O uso de entorpecentes tem levado cada vez mais pessoas aos consultórios psiquiátricos

Substâncias químicas são um recurso usado pela sociedade desde os primórdios

da humanidade. Relaxamento, válvula de escape ou cura de doenças: seja qual for a justificativa, o fato é que as drogas estão presentes no nosso dia a dia. O tema é espinhoso. Nem mesmo entre a comunidade médica há consenso sobre efeitos ou sobre o que leva alguém a recorrer a entorpecentes.

O assunto, contudo, tem sido discutido como nunca: as drogas e seus efeitos foram temas de grande parte das palestras do 32º Congresso Brasileiro de Psiquiatria, realizado em Brasília, em 2014. Além da legalização ou não de substâncias hoje ilícitas, como a maconha, a comunidade médica discute outro ponto importante: quais são os efeitos das drogas no cérebro a longo e a curto prazo?

“Seria impossível detalhar os efeitos de todas as substâncias. Você precisaria de um tratado, não de uma matéria de jornal”, disse Analice Gigliotti, membro do Departamento de Dependência Química da Associação Brasileira de Psiquiatria (ABP). Fato é que todas têm em comum a ação da dopamina e o sistema de recompensa cerebral (ou sistema mesolímbico dopaminérgico). As drogas liberam dopamina para o chamado núcleo accumbens, estrutura cerebral ligada à sensação do prazer. “O uso contínuo de drogas faz uma regulação para baixo, que chamamos de down regulation, de tal forma que existe diminuição da neurotransmissão dopaminérgica”, detalha a médica. “Isso faz com que a pessoa sinta menos prazer nas coisas em geral e com a própria droga, precisando de doses maiores para obter o mesmo efeito.“

Evolutivamente falando, o mecanismo de recompensa serve para que a ação prazerosa — comer, procurar um lugar quentinho no inverno ou fazer sexo — seja repetida, a fim de preservar a vida. O problema é que a repetição pode fazer com que outras fontes de prazer percam significado, ou seja: só a substância importa. O psiquiatra Ronaldo Laranjeira, coordenador da Unidade de Pesquisa em Álcool e Drogas da Universidade Federal do Estado de São Paulo (Unifesp) e especialista em dependência química, explica que isso acontece porque as drogas acabam por subverter o sistema de recompensa, o que ocasionará a disfunção no cérebro.

Para o especialista, a desinformação da mídia e a glamourização das substâncias químicas são outros culpados pelo surgimento do vício. Analice Gigliotti completa: a dependência de substâncias químicas é uma doença social. Há o fator genético e o hábito, que pode passar de pai para filho. “Há famílias inteiras de alcoólatras”, argumenta. “Famílias de pessoas mais impulsivas fazem com que os outros membros da família tenham predisposição maior a experimentar drogas.”

Além do fator biológico, há o psicológico. Indivíduos naturalmente ansiosos, depressivos ou que tenham passado por experiências traumáticas na infância, por exemplo, têm mais tendência a se encantarem por alternativas à realidade. A sociedade entra como o terceiro pilar da procura pelas drogas. “Famílias mais permeáveis ao álcool, por exemplo, aumentam o risco de filhos alcoólatras. Se a pessoa é filha de traficante, vê drogas em casa e tem maiores chances de experimentar.”

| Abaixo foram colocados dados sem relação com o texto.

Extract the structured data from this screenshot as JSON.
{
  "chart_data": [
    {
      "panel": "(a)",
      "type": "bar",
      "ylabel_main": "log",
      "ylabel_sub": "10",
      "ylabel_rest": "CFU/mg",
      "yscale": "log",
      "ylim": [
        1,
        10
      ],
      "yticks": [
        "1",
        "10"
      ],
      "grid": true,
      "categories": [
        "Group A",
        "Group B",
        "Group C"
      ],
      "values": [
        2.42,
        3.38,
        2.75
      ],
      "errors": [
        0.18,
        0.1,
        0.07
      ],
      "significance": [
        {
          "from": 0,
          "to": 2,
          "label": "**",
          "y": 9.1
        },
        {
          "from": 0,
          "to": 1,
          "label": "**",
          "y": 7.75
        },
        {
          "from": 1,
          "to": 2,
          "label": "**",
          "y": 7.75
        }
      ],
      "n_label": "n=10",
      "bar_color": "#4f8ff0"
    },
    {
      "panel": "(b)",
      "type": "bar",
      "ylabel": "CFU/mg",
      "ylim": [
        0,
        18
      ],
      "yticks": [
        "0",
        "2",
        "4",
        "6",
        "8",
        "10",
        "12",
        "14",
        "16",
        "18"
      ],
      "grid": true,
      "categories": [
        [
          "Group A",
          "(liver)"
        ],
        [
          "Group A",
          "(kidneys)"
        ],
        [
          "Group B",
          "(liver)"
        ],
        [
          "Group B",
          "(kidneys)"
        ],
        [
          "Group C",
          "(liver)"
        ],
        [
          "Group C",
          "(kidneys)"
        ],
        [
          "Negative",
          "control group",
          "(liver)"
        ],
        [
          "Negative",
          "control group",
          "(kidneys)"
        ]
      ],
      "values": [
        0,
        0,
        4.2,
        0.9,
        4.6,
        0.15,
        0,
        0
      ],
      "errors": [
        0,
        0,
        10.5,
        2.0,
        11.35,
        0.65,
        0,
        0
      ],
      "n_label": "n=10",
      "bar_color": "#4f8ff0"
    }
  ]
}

“Estamos em um momento delicado, em que há uma diminuição da percepção de risco”, alerta a médica. A prova disso é a quantidade cada vez maior de usuários de drogas em consultórios psiquiátricos. “Não precisa nem de análise estatística.” Quanto mais precoce o início do uso, maiores as chances de a pessoa desenvolver transtornos psiquiátricos associados ao uso, como dependência. Uma pessoa que comece a fumar maconha com 14 anos tem uma probabilidade de 17,4% de desenvolver algum transtorno — o que é preocupante, visto que 62% das pessoas que iniciam o uso de maconha o fazem na adolescência. Alguém que fume diariamente tem uma probabilidade de 35% a 40% de se tornar um dependente.

Sérgio de Paula Ramos, médico, especialista em dependência química e membro da Associação Brasileira de Psicanálise, da Sociedade Psicanalítica de Porto Alegre e da Associação Brasileira de Estudos do Álcool e Outras Drogas, concorda com Analice Gigliotti: a relação com a família influencia bastante na busca pelas drogas. O indivíduo em si, claro, também é determinante. “Na trajetória brasileira de dependência química, ela começa a ocorrer por volta dos 12 anos, com a experimentação do álcool.” O caminho da dependência passa ainda pela maconha (aos 15 anos) e, aos 17 ou 18 anos, pode chegar à cocaína e ao crack.